Most of the software I write, and most of what I’ve written in the past, has gradually been making its way into GitHub. It’s a fantastic free resource for managing code (with no risk of lock-in – ever – since all git history gets copied), and it’s becoming more and more effective at collaboration as well, with a superb issue tracker and excellent searching and statistics facilities. Over the years, each developer home page has evolved into an excellent intro on what he/she has been up to lately:
As of recently, I’ve turned things up to 11 by giving everyone who submits a pull request full developer access (it’s a manual process, but effortless). As a result, if you submit a pull request, then whenever I merge it into the official repository, I’ll also add you as developer so that you no longer have to fork to get changes in. Just clone the original repo, and push changes back in.
It may sound crazy, but it really isn’t (and it’s not my idea, although I forgot where I first read about it). The point being that contributors are scarce, and good contributors who actually help take a project forward are scarce as gold. Not because there aren’t any, but because few people take the time to actually contribute and participate in a project created by someone else (shame on me for often being like that!). Time is the new scarce resource, so helping others become more productive by not having to go through the pull-request tango to add and tweak stuff really makes sense to me. Let alone giving real credit to people, by not only accepting their gifts but also giving back visibility and responsibility.

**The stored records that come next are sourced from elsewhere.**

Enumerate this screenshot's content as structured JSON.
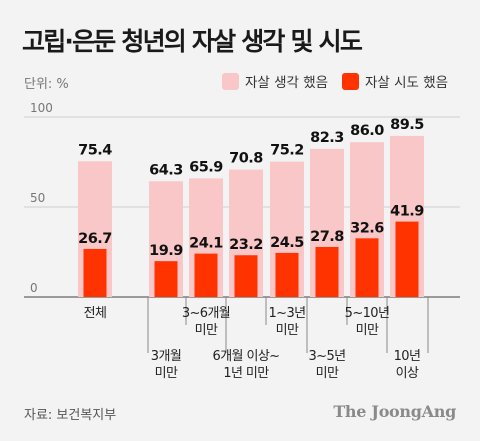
{
  "header": {
    "title": "고립·은둔 청년의 자살 생각 및 시도",
    "unit": "단위: %"
  },
  "legend": {
    "items": [
      {
        "label": "자살 생각 했음",
        "color": "#f9c7c7"
      },
      {
        "label": "자살 시도 했음",
        "color": "#ff3300"
      }
    ]
  },
  "footer": {
    "source": "자료: 보건복지부",
    "brand": "The JoongAng"
  },
  "chart_data": {
    "type": "bar",
    "title": "고립·은둔 청년의 자살 생각 및 시도",
    "ylabel": "단위: %",
    "ylim": [
      0,
      100
    ],
    "yticks": [
      0,
      50,
      100
    ],
    "categories": [
      "전체",
      "3개월 미만",
      "3~6개월 미만",
      "6개월 이상~ 1년 미만",
      "1~3년 미만",
      "3~5년 미만",
      "5~10년 미만",
      "10년 이상"
    ],
    "category_label_lines": [
      [
        "전체"
      ],
      [
        "3개월",
        "미만"
      ],
      [
        "3~6개월",
        "미만"
      ],
      [
        "6개월 이상~",
        "1년 미만"
      ],
      [
        "1~3년",
        "미만"
      ],
      [
        "3~5년",
        "미만"
      ],
      [
        "5~10년",
        "미만"
      ],
      [
        "10년",
        "이상"
      ]
    ],
    "series": [
      {
        "name": "자살 생각 했음",
        "color": "#f9c7c7",
        "values": [
          75.4,
          64.3,
          65.9,
          70.8,
          75.2,
          82.3,
          86.0,
          89.5
        ]
      },
      {
        "name": "자살 시도 했음",
        "color": "#ff3300",
        "values": [
          26.7,
          19.9,
          24.1,
          23.2,
          24.5,
          27.8,
          32.6,
          41.9
        ]
      }
    ],
    "value_labels": [
      [
        "75.4",
        "64.3",
        "65.9",
        "70.8",
        "75.2",
        "82.3",
        "86.0",
        "89.5"
      ],
      [
        "26.7",
        "19.9",
        "24.1",
        "23.2",
        "24.5",
        "27.8",
        "32.6",
        "41.9"
      ]
    ],
    "grid": true,
    "legend_position": "top-right"
  }
}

I don’t think there is a risk. Every serious developer will check with the team members before committing a contentious or disruptive change, and even then, all it takes is to create a branch and do the work there (while still letting others see what it’s about).
This is so convenient that I’ve set up a website with pointers for most of my code:
There! That URL ought to be fairly easy to remember :)
Another site (service?) which presents (remixes?) GitHub issues in a neat way is waffle.io:
There’s a lot more going on with GitHub. Did you know that all issue trackers support live chat? Just keep an issue page open, and you’ll see new comments come in – in real time! Perfect for a quick back-and-forth discussion about some intricate problem. Adding images like screen shots is equally easy: just drag and drop the image into the discussion page.
Did you know that each GitHub project can manage releases, either as is or with detailed information per release? Either way, you get a list of versioned ZIP and TAR archives, simply by adding public tags in Git. And even without tagged releases, there’s always a “Download ZIP” link on the right side of each project page, so you don’t even have to install or use git at all to obtain the latest version of that code.
There are some 4 million public projects on GitHub. Not all exciting, but tons of them are!